Did Omar Little die of lead poisoning? Would a decriminalization strategy like the one in Hamsterdam end the War on Drugs? What will it take to save neglected kids like Wallace and Dukie? Tapping into 'The Wire' uses the acclaimed television series as a road map for exploring connections between inner-city poverty and drug-related violence. Past Baltimore City health commissioner Peter Beilenson teams up with former Baltimore Sun reporter Patrick A. McGuire to deliver a compelling, highly readable examination of urban policy and public health issues affecting cities across the nation. Each chapter recounts scenes from episodes of the HBO series, placing the characters' challenges into the broader context of public policy.

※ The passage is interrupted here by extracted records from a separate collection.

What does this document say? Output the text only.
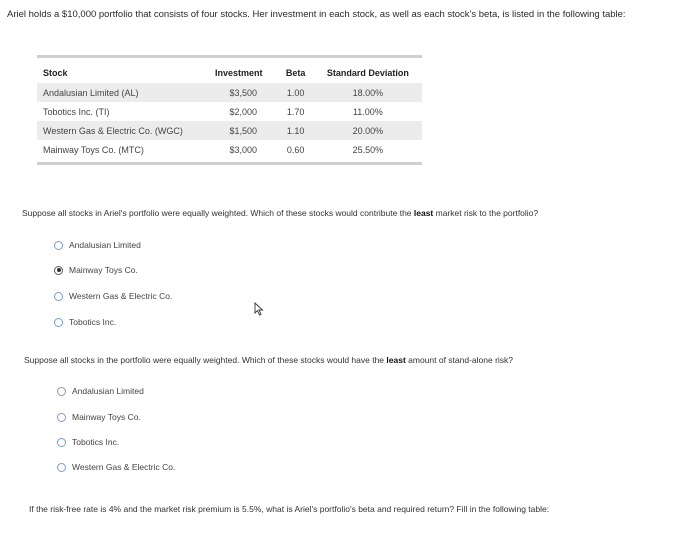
Ariel holds a $10,000 portfolio that consists of four stocks. Her investment in each stock, as well as each stock's beta, is listed in the following table:
Stock	Investment	Beta	Standard Deviation
Andalusian Limited (AL)	$3,500	1.00	18.00%
Tobotics Inc. (TI)	$2,000	1.70	11.00%
Western Gas & Electric Co. (WGC)	$1,500	1.10	20.00%
Mainway Toys Co. (MTC)	$3,000	0.60	25.50%
Suppose all stocks in Ariel's portfolio were equally weighted. Which of these stocks would contribute the least market risk to the portfolio?
Andalusian Limited
Mainway Toys Co.
Western Gas & Electric Co.
Tobotics Inc.
Suppose all stocks in the portfolio were equally weighted. Which of these stocks would have the least amount of stand-alone risk?
Andalusian Limited
Mainway Toys Co.
Tobotics Inc.
Western Gas & Electric Co.
If the risk-free rate is 4% and the market risk premium is 5.5%, what is Ariel's portfolio's beta and required return? Fill in the following table:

A candid interview with the show’s co-creator David Simon reveals that one of the intentions of the series is to expose gross failures of public institutions, including criminal justice, education, labor, the news media, and city government. Even if readers haven’t seen the series, the book’s detailed summaries of scenes and characters brings them up to speed and engages them in both the story and the issues. With a firm grasp on the hard truths of real-world problems, Tapping into 'The Wire' helps undo misconceptions and encourage a dialogue of understanding.

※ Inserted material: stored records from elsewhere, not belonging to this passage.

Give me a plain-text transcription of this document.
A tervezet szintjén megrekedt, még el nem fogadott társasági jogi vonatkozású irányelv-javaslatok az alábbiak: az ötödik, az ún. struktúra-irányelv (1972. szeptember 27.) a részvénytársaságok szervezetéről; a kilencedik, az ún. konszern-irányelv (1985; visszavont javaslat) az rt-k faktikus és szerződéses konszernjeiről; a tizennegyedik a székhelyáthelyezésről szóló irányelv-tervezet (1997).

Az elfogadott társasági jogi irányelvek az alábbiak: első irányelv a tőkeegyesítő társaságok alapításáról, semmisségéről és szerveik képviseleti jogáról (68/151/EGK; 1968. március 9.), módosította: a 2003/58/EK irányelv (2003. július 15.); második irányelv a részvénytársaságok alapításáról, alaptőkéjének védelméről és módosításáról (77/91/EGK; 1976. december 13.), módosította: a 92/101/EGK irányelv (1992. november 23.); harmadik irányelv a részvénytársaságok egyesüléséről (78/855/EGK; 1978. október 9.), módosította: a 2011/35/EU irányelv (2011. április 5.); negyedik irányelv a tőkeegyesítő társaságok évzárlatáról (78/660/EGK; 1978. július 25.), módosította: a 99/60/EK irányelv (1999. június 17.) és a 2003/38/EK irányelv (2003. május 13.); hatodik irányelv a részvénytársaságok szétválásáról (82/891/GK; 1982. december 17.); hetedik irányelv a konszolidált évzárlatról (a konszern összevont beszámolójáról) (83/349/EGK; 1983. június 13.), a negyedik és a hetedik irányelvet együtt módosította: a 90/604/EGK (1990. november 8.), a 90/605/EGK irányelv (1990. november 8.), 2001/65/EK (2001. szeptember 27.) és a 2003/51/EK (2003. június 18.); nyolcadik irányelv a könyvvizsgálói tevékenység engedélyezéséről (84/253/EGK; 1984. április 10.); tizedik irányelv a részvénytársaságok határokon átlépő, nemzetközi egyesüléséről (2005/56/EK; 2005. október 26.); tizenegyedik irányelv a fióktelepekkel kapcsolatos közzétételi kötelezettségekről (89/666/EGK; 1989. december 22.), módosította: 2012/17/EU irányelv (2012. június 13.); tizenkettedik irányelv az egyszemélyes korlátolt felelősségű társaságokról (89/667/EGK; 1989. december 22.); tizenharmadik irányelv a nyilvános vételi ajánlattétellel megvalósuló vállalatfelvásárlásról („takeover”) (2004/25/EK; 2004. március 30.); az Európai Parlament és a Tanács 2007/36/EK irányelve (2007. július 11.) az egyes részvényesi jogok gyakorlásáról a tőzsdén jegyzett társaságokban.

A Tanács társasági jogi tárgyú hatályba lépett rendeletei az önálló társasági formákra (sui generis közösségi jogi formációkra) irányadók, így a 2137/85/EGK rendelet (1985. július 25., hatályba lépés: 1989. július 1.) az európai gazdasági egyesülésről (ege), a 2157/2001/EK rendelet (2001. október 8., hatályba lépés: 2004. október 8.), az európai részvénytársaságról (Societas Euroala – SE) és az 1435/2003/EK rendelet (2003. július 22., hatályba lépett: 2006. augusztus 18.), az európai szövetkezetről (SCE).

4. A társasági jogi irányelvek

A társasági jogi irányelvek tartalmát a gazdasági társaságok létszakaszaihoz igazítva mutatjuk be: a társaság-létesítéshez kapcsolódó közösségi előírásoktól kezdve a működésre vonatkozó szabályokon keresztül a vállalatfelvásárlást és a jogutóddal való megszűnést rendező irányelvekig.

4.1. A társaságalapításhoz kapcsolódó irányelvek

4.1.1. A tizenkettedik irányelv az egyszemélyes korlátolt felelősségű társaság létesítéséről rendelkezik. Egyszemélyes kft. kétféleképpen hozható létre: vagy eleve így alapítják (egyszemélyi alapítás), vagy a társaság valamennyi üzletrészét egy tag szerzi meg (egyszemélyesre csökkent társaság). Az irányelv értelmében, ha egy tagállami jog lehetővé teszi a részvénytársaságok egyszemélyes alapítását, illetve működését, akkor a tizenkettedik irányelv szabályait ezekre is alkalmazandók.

While the popular HBO series The Wire was celebrated for its nuanced look at the institutions that ran and often failed the city of Baltimore, it proves a thin organizing device for Beilenson and McGuire's study of Baltimore's administrative policy and war on drugs. Narrated by Beilenson, Baltimore's health commissioner between 1992 and 2005, each chapter begins with a description of a scene or scenes from the HBO show and describes a corresponding real-life problem and related initiative that Beilenson introduced during his tenure. Although the authors' accounts of needle exchange programs and preventative initiatives, such as Operation Safe Kids, offer informative descriptions of civic-minded leadership overcoming political hurdles, the endless list of Beilenson's achievements soon starts to read as a litany of self-gratification. Worse, the authors' insistence on prefacing every discussion with corresponding incidents from The Wire proves both unnecessary and increasingly strained as the book progresses, culminating in speculation that one young assassin on the show may have been afflicted with lead poisoning despite little evidence. Add in pedestrian prose that occasionally tries for strained literary significance and the result is a misguided book that nonetheless manages to offer some valuable insider insight into important municipal policy issues.